15 Samuel nu lag tot aan den morgen; toen deed hij de deuren van het huis des HEEREN open; doch Samuel vreesde dit gezicht aan Eli te kennen te geven.
Samuel aber blieb bis zum Morgen liegen. Dann öffnete er die Pforten im Hause des Herrn. Doch scheute sich Samuel, Eli das Gesicht zu künden.
16 Toen riep Eli Samuel, en zeide: Mijn zoon Samuel! Hij dan zeide: Zie, hier ben ik.
Da rief Eli den Samuel und sprach: "Samuel, mein Sohn!" Da sagte er: "Hier bin ich."
17 En hij zeide: Wat is het woord, dat Hij tot u gesproken heeft? Verberg het toch niet voor mij; God doe u zo, en zo doe Hij daartoe, indien gij een woord voor mij verbergt van al de woorden, die Hij tot u gesproken heeft!
Er sprach: "Was war es, das er zu dir geredet hat? Verhehle mir nichts! Gott tue dir dies und das, verhehlst du mir etwas von all dem, was er zu dir gesprochen hat!"
18 Toen gaf hem Samuel te kennen al die woorden, en verborg ze voor hem niet. En hij zeide: Hij is de HEERE; Hij doe, wat goed is in Zijn ogen!
Da erzählte ihm Samuel alle Worte und verhehlte ihm nichts. Da sprach jener: "Es ist der Herr. Er tue, was ihm gefällt!"
19 Samuel nu werd groot; en de HEERE was met hem, en liet niet een van al Zijn woorden op de aarde vallen.
Samuel wuchs nun heran, und der Herr war mit ihm. Und er hatte kein einziges seiner Worte zur Erde fallen lassen.

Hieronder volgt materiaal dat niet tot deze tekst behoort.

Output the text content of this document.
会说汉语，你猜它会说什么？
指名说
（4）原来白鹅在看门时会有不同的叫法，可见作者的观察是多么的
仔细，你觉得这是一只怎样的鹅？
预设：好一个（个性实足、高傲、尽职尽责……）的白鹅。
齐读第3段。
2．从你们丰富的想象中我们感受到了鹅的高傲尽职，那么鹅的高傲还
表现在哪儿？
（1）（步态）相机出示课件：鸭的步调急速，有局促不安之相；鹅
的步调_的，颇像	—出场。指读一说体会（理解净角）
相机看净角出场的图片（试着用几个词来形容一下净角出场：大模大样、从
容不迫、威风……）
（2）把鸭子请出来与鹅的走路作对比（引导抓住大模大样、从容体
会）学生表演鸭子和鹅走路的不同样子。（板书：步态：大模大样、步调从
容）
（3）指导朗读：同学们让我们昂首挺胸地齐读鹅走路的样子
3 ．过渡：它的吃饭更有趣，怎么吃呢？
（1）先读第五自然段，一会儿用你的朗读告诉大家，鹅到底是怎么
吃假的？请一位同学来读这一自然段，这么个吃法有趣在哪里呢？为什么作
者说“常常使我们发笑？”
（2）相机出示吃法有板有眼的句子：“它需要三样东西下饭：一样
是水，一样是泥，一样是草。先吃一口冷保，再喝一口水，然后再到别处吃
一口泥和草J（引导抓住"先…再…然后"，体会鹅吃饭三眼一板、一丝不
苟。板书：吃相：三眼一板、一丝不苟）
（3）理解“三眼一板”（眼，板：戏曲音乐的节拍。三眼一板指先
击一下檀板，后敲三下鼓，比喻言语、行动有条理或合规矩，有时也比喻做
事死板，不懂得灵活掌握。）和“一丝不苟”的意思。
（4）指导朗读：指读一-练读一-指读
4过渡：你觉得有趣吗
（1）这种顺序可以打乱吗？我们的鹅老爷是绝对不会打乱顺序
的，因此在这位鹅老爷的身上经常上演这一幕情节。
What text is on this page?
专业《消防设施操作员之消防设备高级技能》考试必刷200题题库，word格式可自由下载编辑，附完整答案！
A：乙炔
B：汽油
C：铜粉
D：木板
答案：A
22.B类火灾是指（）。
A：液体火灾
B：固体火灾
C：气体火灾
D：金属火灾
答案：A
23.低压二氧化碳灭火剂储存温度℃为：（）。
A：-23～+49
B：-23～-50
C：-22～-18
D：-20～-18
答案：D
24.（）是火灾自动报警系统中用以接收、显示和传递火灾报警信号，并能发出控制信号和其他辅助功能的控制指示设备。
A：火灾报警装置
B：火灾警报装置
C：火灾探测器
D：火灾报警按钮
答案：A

20 En gans Israel, van Dan tot Ber-seba toe, bekende, dat Samuel bevestigd was tot een profeet des HEEREN.
Ganz Israel erkannte, von Dan bis Beerseba, daß Samuel sich als Prophet des Herrn bewährte.
21 En de HEERE voer voort te verschijnen te Silo; want de HEERE openbaarde Zich aan Samuel te Silo, door het woord des HEEREN.
Und der Herr erschien auch weiterhin zu Silo. Denn der Herr offenbarte sich Samuel durch das Herrnwort.